One interesting feature of ZCash-style cryptocurrencies is that there is a separation of capabilities in the key hierarchy.

In general, we have a spending key $sk$, that lets us spend coins, and a full viewing key $fvk$, that lets us view our part of the transaction graph.

When we sync the blockchain, we'll need to trial decrypt each note ciphertext with our viewing key to see if it decrypts to a valid note. If it does, it's a note intended for us, and one that we can spend using our spending key.

Shielded Transaction Structure

Transactions consist of multiple actions.

There are two types of actions we’re going to discuss in this post: inputs/spends and outputs. We'll call a Bitcoin-style input a spend, since that's a better name anyway.
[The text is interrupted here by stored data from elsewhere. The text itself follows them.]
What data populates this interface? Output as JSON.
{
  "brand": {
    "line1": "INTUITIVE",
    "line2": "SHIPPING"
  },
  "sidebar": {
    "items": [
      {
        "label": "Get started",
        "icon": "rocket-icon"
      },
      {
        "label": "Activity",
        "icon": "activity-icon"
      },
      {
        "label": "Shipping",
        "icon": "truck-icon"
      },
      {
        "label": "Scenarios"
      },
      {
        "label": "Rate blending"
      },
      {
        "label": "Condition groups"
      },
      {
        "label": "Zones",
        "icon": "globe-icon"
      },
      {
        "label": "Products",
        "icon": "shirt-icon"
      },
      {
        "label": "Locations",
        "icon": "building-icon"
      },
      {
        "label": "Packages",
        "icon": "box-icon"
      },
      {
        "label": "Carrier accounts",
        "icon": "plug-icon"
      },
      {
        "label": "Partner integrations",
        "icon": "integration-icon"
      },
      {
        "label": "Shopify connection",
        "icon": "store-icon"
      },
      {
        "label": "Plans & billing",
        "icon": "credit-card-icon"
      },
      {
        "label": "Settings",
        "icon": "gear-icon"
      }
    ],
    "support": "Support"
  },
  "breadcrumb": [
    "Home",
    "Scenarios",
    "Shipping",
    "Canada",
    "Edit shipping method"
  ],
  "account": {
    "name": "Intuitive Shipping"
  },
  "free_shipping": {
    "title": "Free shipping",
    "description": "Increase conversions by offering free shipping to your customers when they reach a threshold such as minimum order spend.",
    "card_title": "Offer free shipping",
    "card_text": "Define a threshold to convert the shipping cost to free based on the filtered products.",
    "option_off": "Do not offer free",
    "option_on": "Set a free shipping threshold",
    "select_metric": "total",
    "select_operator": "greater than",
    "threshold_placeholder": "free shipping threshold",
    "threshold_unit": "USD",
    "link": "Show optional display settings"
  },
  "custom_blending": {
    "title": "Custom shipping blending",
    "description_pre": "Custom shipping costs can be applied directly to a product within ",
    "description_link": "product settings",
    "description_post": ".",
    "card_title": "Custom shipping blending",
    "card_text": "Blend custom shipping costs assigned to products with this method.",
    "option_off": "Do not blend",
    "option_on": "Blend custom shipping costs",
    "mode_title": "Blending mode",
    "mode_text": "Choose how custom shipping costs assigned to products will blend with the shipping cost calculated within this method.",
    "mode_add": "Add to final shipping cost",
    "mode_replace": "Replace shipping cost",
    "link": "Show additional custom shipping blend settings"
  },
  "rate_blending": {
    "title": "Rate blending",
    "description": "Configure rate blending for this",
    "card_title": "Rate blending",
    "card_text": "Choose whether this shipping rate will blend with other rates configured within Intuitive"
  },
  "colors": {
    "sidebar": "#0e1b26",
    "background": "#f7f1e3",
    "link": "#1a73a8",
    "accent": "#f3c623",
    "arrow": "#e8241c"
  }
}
So far, our picture of a shielded transaction looks like this:

Shielded transaction only with spends and outputs

We also know that our outputs are creating a new note, encrypting it to the recipient, and posting it to the chain as a note ciphertext $(\textbf{C}_j)$. Let's add that to our picture:

Shielded transaction with note ciphertexts on each output

Great. Let's see what other pieces we need to add to our picture.

Integrity

1. You cannot spend coins that don't exist

To validate transactions, we somehow need nodes to keep track of two data structures: 1. All notes that exist in the system 2. All notes that have been spent in the system

We need to do this in such a way that an observer (including the node) cannot map items in data structure 1 — all notes in the system — to items in data structure 2 — all notes that have been spent in the system. If nodes could do that, we've got the transaction graph of money flows again, and avoiding that was the whole point of this exercise!

We are going to instead derive a quantity from each note that:

Binds us to the value $v$ and recipient $r$
Hides the value $v$ and recipient $r$

This is exactly what we get from the binding and hiding properties of a cryptographic commitment scheme. This is also why we needed the blinding factor in our notes: it is used for generating the note commitment.

Nodes are going to store in a special data structure a cryptographic commitment to every single note that has ever existed in the system. We'll discuss later what this data structure is.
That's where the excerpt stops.